Activity 13 Solution: RDDs

Activity 13 Solution: RDDs#

2025-04-08


import numpy as np
import matplotlib.pyplot as plt
import pandas as pd
import seaborn as sns
import statsmodels.formula.api as smf
gov_transfers = pd.read_csv("~/COMSC-341CD/data/gov_transfers.csv")

The columns we have in the dataset are:

  • \(R\) Income_Centered: the predicted income of the household, centered at 0

  • \(T\) Participation: whether the household participated in the poverty alleviation program

  • \(Y\) Support: the amount of goverment support, encoded as a survery question:

    • In relation to the previous government, do you believe that the current government is worse (0), the same (1/2), better (1)?

gov_transfers.head()
Income_Centered Participation Support
0 0.006571 0 1.0
1 0.011075 0 1.0
2 0.002424 0 1.0
3 0.007650 0 0.5
4 0.010001 0 1.0

Part 1#

Let’s first visualize how the treatment assignment is related to the income. Use pd.cut with bins=20 and labels=False to bin the income data into 20 bins:

# TODO your code here
gov_transfers['income_bin'] = pd.cut(gov_transfers['Income_Centered'], bins=20, labels=False)
gov_transfers.head()
Income_Centered Participation Support income_bin
0 0.006571 0 1.0 13
1 0.011075 0 1.0 15
2 0.002424 0 1.0 11
3 0.007650 0 0.5 13
4 0.010001 0 1.0 15

Next, generate a sns.pointplot of y=Participation vs x=income_bin. Set linestyle='none' to plot the points individually.

Discuss with folks around you: Do you observe any deviations from the policy of assigning participation in the transfer program based on income? Does this suggest that the RDD is β€œsharp” or not?

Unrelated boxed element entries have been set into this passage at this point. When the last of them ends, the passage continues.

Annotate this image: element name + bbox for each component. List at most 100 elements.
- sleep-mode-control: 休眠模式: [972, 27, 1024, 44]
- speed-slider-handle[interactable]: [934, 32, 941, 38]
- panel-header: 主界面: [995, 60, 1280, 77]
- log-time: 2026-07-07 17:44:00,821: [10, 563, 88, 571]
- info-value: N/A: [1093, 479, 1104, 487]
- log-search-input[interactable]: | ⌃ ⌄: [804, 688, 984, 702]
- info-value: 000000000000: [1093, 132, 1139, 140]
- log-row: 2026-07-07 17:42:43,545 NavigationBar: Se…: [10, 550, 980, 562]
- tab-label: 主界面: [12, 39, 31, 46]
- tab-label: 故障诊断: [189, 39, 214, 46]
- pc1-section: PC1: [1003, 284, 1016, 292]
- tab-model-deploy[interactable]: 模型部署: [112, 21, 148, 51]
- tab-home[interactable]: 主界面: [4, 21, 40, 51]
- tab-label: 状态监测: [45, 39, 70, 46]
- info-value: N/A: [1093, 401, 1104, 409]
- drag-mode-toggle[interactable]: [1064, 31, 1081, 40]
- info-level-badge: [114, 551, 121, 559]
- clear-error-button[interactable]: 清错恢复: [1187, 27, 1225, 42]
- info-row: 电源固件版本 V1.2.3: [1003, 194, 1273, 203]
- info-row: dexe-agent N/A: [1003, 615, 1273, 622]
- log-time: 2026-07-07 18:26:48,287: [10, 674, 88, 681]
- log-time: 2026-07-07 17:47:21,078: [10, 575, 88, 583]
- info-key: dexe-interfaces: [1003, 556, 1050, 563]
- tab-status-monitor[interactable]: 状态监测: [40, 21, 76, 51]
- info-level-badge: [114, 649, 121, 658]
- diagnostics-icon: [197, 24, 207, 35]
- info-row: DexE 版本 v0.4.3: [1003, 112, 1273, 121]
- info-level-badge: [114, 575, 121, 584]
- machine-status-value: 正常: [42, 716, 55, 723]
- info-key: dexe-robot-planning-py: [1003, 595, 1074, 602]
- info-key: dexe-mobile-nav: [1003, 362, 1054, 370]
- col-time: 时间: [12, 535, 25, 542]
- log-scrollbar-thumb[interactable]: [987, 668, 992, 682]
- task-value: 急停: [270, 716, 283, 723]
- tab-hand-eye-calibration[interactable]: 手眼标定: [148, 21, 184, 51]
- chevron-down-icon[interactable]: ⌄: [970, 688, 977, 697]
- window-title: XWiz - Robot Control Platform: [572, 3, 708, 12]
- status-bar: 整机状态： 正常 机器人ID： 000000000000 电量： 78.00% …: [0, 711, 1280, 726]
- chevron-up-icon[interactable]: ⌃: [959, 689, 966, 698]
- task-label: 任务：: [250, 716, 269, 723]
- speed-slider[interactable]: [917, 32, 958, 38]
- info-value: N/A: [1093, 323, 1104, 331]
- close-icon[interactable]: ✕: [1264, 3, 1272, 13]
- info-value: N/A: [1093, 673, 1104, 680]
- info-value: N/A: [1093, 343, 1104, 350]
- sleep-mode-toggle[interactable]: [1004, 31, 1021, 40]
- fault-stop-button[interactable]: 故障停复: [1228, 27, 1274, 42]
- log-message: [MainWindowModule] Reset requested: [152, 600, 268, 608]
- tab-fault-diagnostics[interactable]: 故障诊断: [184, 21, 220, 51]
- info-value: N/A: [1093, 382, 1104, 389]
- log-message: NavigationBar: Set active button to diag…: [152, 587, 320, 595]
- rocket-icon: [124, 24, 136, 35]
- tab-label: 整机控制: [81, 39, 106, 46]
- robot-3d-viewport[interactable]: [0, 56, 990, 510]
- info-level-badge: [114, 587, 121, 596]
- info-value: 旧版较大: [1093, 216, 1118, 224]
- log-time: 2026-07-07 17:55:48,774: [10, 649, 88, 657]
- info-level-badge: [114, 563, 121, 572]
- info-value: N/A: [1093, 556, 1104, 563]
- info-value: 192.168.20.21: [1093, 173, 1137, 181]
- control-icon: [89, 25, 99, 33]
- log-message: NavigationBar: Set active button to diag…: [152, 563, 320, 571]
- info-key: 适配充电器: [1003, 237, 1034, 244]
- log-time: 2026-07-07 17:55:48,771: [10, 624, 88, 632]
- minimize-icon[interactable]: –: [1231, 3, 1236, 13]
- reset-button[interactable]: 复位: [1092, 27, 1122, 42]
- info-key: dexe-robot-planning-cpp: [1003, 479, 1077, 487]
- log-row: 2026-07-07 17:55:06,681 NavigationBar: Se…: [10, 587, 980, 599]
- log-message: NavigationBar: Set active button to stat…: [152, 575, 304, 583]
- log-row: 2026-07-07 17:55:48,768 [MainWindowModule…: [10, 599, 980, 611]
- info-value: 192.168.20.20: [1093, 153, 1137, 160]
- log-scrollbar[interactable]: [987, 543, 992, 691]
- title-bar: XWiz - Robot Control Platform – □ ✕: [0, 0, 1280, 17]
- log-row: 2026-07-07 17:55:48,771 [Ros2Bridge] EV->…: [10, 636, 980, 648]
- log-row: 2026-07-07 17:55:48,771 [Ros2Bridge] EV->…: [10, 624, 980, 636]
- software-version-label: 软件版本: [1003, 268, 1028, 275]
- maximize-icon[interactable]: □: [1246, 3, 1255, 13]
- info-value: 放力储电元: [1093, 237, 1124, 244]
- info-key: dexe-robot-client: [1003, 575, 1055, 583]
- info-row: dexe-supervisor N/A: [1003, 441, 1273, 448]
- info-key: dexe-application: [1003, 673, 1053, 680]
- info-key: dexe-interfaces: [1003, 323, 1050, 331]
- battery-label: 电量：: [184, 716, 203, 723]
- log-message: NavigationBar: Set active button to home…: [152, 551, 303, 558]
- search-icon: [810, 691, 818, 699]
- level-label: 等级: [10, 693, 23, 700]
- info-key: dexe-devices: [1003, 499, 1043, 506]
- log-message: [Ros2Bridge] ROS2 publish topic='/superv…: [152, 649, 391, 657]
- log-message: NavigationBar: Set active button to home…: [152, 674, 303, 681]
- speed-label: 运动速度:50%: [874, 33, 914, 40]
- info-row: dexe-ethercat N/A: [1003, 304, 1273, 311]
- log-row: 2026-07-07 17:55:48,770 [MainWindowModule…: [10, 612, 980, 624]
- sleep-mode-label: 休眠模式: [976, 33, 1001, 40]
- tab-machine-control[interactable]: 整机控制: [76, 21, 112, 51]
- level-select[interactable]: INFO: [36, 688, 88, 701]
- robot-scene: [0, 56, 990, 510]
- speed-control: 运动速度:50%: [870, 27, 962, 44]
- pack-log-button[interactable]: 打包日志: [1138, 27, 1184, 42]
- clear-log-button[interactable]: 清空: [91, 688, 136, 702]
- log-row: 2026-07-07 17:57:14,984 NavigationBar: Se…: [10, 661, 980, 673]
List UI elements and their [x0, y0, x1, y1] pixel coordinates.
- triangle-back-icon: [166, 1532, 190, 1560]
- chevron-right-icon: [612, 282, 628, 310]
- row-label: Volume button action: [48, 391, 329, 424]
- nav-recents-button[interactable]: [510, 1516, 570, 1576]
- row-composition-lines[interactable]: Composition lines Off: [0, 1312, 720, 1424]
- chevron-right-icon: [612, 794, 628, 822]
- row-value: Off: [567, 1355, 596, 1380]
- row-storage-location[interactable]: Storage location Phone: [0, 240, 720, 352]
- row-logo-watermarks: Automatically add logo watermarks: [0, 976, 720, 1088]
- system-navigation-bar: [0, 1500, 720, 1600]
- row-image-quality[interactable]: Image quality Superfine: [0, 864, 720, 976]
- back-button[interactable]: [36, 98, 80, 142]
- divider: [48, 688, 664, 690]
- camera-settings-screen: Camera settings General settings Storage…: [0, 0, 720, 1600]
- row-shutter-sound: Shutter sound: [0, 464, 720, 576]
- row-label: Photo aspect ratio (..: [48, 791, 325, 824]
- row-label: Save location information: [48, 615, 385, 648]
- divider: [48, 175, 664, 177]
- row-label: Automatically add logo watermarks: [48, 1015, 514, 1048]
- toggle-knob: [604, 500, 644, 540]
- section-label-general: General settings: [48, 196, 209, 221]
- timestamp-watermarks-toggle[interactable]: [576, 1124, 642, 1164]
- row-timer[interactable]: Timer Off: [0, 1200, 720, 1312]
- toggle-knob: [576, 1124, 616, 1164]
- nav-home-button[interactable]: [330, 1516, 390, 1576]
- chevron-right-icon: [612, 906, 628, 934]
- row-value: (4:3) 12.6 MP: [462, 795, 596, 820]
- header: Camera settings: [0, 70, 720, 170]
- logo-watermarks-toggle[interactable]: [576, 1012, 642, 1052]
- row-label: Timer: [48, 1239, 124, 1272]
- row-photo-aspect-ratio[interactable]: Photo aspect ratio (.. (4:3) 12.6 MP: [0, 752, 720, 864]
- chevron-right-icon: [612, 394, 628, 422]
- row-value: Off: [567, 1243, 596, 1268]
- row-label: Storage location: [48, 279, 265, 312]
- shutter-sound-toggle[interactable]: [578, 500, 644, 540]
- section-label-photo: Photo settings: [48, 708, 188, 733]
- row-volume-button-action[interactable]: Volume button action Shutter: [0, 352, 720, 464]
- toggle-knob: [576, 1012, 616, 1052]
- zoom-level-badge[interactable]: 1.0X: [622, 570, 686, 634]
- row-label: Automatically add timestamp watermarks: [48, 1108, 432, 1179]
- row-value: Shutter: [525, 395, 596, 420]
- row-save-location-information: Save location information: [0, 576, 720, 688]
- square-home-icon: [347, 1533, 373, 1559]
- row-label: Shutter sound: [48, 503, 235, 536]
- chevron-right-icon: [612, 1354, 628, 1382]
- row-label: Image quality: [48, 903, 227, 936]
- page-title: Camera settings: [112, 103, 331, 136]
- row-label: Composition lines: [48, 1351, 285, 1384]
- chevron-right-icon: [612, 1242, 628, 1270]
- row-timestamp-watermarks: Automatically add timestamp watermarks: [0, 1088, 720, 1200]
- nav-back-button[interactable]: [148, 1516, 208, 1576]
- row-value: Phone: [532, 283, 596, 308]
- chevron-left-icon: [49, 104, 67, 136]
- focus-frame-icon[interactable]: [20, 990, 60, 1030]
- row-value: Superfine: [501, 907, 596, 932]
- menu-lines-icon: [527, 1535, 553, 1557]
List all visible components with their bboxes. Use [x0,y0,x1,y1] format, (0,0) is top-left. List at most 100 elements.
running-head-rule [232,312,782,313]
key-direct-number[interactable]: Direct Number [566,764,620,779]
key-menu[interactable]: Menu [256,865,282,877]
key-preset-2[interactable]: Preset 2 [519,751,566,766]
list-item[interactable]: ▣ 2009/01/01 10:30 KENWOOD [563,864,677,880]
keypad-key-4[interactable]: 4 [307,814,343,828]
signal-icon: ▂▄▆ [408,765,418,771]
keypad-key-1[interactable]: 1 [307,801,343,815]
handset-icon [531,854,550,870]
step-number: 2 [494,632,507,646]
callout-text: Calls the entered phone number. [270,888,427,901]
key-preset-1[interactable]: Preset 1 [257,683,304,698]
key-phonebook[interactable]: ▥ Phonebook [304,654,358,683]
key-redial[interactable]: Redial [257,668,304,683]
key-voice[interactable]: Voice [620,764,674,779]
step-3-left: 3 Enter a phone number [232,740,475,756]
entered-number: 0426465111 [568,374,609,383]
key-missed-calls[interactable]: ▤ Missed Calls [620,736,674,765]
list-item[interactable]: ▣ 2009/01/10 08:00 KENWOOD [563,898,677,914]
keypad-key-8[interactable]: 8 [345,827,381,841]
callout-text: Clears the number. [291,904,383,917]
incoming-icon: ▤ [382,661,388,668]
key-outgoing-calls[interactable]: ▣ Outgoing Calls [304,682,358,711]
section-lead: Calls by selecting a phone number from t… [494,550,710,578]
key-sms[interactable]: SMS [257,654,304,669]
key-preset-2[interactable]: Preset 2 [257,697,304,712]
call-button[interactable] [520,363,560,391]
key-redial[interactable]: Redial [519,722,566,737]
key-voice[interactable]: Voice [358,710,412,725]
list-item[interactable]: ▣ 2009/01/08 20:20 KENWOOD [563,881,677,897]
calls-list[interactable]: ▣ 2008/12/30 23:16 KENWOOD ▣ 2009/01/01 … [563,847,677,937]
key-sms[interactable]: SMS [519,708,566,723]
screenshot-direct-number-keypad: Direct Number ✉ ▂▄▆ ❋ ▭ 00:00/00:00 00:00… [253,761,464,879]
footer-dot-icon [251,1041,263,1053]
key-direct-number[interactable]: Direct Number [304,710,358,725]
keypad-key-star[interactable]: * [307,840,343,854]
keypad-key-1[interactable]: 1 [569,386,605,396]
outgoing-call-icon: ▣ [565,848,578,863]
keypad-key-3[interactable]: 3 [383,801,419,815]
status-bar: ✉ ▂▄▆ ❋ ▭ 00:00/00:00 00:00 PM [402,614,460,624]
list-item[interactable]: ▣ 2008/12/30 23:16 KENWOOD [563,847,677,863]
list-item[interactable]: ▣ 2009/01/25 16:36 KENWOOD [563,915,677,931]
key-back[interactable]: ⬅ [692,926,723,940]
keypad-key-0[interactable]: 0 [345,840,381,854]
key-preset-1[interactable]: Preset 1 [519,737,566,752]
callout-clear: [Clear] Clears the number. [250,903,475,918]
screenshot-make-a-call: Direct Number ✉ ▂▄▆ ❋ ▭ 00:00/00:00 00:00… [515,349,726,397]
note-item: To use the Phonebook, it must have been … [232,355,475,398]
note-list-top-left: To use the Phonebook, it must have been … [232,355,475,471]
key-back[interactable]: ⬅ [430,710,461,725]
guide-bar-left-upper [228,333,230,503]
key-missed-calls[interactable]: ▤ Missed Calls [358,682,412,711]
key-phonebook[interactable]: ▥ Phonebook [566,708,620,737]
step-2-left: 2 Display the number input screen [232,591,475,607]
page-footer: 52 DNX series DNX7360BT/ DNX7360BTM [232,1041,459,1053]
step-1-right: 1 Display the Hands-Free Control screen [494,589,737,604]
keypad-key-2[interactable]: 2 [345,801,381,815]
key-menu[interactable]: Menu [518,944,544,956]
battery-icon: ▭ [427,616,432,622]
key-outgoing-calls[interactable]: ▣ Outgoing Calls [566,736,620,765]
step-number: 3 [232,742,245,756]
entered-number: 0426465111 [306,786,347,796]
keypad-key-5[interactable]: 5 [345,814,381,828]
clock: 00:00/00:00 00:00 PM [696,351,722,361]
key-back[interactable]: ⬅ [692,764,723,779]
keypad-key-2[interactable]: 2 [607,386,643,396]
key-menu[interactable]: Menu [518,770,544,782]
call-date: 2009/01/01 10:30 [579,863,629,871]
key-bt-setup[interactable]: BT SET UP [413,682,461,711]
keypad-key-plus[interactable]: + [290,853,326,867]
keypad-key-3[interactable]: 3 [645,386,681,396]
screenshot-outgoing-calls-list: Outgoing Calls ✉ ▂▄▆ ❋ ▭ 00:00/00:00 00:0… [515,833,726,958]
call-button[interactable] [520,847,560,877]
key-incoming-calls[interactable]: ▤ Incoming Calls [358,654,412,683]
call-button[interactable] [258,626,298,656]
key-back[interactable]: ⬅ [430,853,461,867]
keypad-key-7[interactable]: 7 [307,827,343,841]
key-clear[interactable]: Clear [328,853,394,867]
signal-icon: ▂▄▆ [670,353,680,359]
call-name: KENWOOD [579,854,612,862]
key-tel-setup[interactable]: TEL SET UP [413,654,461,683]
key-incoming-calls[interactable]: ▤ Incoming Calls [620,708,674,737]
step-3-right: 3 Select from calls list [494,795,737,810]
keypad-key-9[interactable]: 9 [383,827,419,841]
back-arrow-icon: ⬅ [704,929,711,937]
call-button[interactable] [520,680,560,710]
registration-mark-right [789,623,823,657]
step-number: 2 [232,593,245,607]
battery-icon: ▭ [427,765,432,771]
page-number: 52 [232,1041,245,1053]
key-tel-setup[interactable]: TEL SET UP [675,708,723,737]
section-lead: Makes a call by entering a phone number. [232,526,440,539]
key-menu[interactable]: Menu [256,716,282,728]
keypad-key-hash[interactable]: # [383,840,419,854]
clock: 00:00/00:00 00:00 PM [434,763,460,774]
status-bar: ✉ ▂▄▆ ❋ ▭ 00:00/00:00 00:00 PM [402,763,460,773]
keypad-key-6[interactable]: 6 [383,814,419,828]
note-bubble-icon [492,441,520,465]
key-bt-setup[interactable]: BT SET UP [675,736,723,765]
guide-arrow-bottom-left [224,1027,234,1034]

Your response: pollev.com/tliu

# TODO your code here
sns.pointplot(x='income_bin', y='Participation', data=gov_transfers, linestyle='none')
# convert the xticks to the same units as the original income data
plt.xticks(ticks=[0, 5, 9.5, 14, 19], labels=[-0.02, -0.01, 0, 0.01, 0.02])
# plot the cutoff as a vertical line
plt.axvline(x=9.5, color='black', linestyle='--', label='Income cutoff')
<matplotlib.lines.Line2D at 0x329357750>
../_images/24de5c149f7820cfa1c4176e9fde4995a4a7a21be0149058a79fefbbdbf36393.png

Part 2#

Now we’ll look at the outcome variable, Support. Generate a sns.pointplot of y=Support vs x=income_bin. Set linestyle='none' to plot the points individually.

# TODO your code here
sns.pointplot(x='income_bin', y='Support', data=gov_transfers, linestyle='none')
plt.xticks(ticks=[0, 5, 9.5, 14, 19], labels=[-0.02, -0.01, 0, 0.01, 0.02])
plt.axvline(x=9.5, color='black', linestyle='--', label='Income cutoff')
<matplotlib.lines.Line2D at 0x329408f10>
../_images/6cd106896f55fca600a1add3a404117646d0d762e1bc57599b9fbaa73c06898b.png

On Worksheet 5, we fit two linear regressions on either side of the cutoff. Another approach to estimating the average treatment effect is to fit a single linear regression that allows the slope to change at the cutoff:

\[ Y = \beta_0 + \beta_1 (R - c) + \beta_2 T + \beta_3 (R -c ) \cdot T \]

Since \(c=0\), this simplifies to:

\[ Y = \beta_0 + \beta_1 R + \beta_2 T + \beta_3 R\cdot T \]

The average treatment effect at the cutoff is then given by \(\beta_2\).

# TODO your code here
rdd_formula = 'Support ~ 1 + Income_Centered + Participation + Income_Centered*Participation'
rdd_model = smf.ols(rdd_formula, data=gov_transfers).fit()
print(rdd_model.params['Participation'])
0.09985188527415872

What is your estimate of the average treatment effect at the cutoff (rounded to 1 decimal place)?

Your response: pollev.com/tliu

Acknowledgements#

This activity uses data from Nick Huntington-Klein’s causaldata package.